Paul Signac (1863-1935). Portrieux , the Jetty, Grey Weather, Opus 180, 1888. Oil on canvas, 46 x 65 cm. Collection Kröller-Müller Museum, Otterlo, the Netherlands (KM 108.323). © Collection Kröller-Müller Museum, Otterlo, the Netherlands. Photographer: Rik Klein Gotink

Seurat and Signac

The great protagonist of the exhibition is undoubtedly Seurat, followed by his pupil Signac, who like his master wanted to prove that the Neo-Impressionists were as skilled at portraying people as they were landscapes. A joy of the exhibition, however, is the opportunity to travel beyond France and see paintings by lesser-known Dutch and Belgian artists such as Anna Boch, Jan Toorop and Théo van Rysselberghe, many of whom had never crossed the Channel.

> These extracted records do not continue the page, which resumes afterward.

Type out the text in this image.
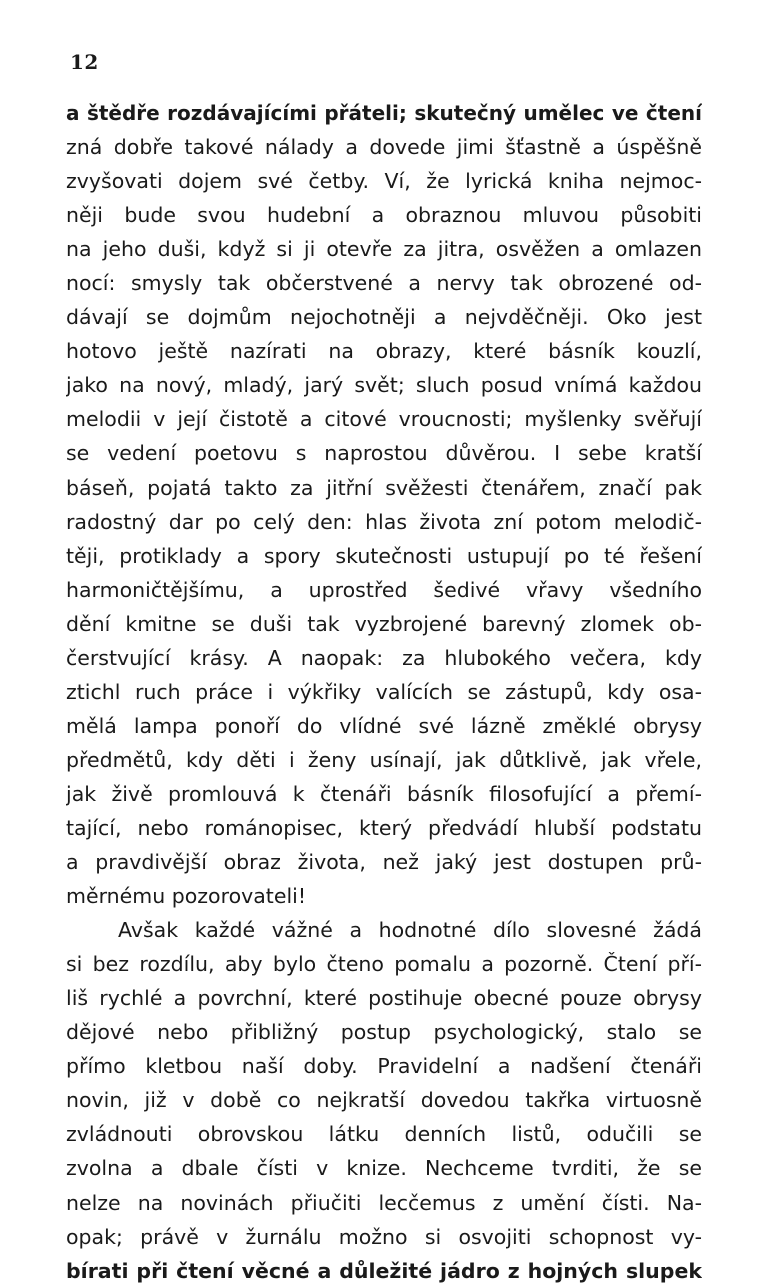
12
a štědře rozdávajícími přáteli; skutečný umělec ve čtení
zná dobře takové nálady a dovede jimi šťastně a úspěšně
zvyšovati dojem své četby. Ví, že lyrická kniha nejmoc-
něji bude svou hudební a obraznou mluvou působiti
na jeho duši, když si ji otevře za jitra, osvěžen a omlazen
nocí: smysly tak občerstvené a nervy tak obrozené od-
dávají se dojmům nejochotněji a nejvděčněji. Oko jest
hotovo ještě nazírati na obrazy, které básník kouzlí,
jako na nový, mladý, jarý svět; sluch posud vnímá každou
melodii v její čistotě a citové vroucnosti; myšlenky svěřují
se vedení poetovu s naprostou důvěrou. I sebe kratší
báseň, pojatá takto za jitřní svěžesti čtenářem, značí pak
radostný dar po celý den: hlas života zní potom melodič-
těji, protiklady a spory skutečnosti ustupují po té řešení
harmoničtějšímu, a uprostřed šedivé vřavy všedního
dění kmitne se duši tak vyzbrojené barevný zlomek ob-
čerstvující krásy. A naopak: za hlubokého večera, kdy
ztichl ruch práce i výkřiky valících se zástupů, kdy osa-
mělá lampa ponoří do vlídné své lázně změklé obrysy
předmětů, kdy děti i ženy usínají, jak důtklivě, jak vřele,
jak živě promlouvá k čtenáři básník filosofující a přemí-
tající, nebo románopisec, který předvádí hlubší podstatu
a pravdivější obraz života, než jaký jest dostupen prů-
měrnému pozorovateli!
Avšak každé vážné a hodnotné dílo slovesné žádá
si bez rozdílu, aby bylo čteno pomalu a pozorně. Čtení pří-
liš rychlé a povrchní, které postihuje obecné pouze obrysy
dějové nebo přibližný postup psychologický, stalo se
přímo kletbou naší doby. Pravidelní a nadšení čtenáři
novin, již v době co nejkratší dovedou takřka virtuosně
zvládnouti obrovskou látku denních listů, odučili se
zvolna a dbale čísti v knize. Nechceme tvrditi, že se
nelze na novinách přiučiti lecčemus z umění čísti. Na-
opak; právě v žurnálu možno si osvojiti schopnost vy-
bírati při čtení věcné a důležité jádro z hojných slupek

Théo van Rysselberghe (1862-1926). Coastal Scene, about 1892. Oil on canvas, 51 x 61 cm. © The National Gallery, London

Impressed by Seurat's paintings that he had seen at the last Impressionist exhibition in 1886, Van Ryssselberghe adopted their technique for his large, luminous portraits of women, even decorating the frames with dots. One of the portraits, palette and brush in hand, is of Anna Boch, who in addition to being a painter had flair: she was the only person who bought a van Gogh painting while he was still alive. Van Ryssselberghe's landscapes are equally luminous, some of them painted during a trip with Signac to the French coast.

Anna Boch (1848-1936)During the Elevation, 1892-3. Oil on canvas, 74.5 x 113 cm. MuZEE Collection – City of Ostend Collection. © Bridgeman Images

In their landscapes, the Neo-Impressionists became increasingly experimental, exploring a sense of absence, blurring the boundaries between sky, earth and sea and creating compositions that verged on abstraction. The last room of the exhibition is pure light. As Kröller Müller said, the movement created 'a completely different world'.

Radical Harmony: Helene Kröller Müller's Neo-Impressionists, National Gallery, London, until 8 February 2026.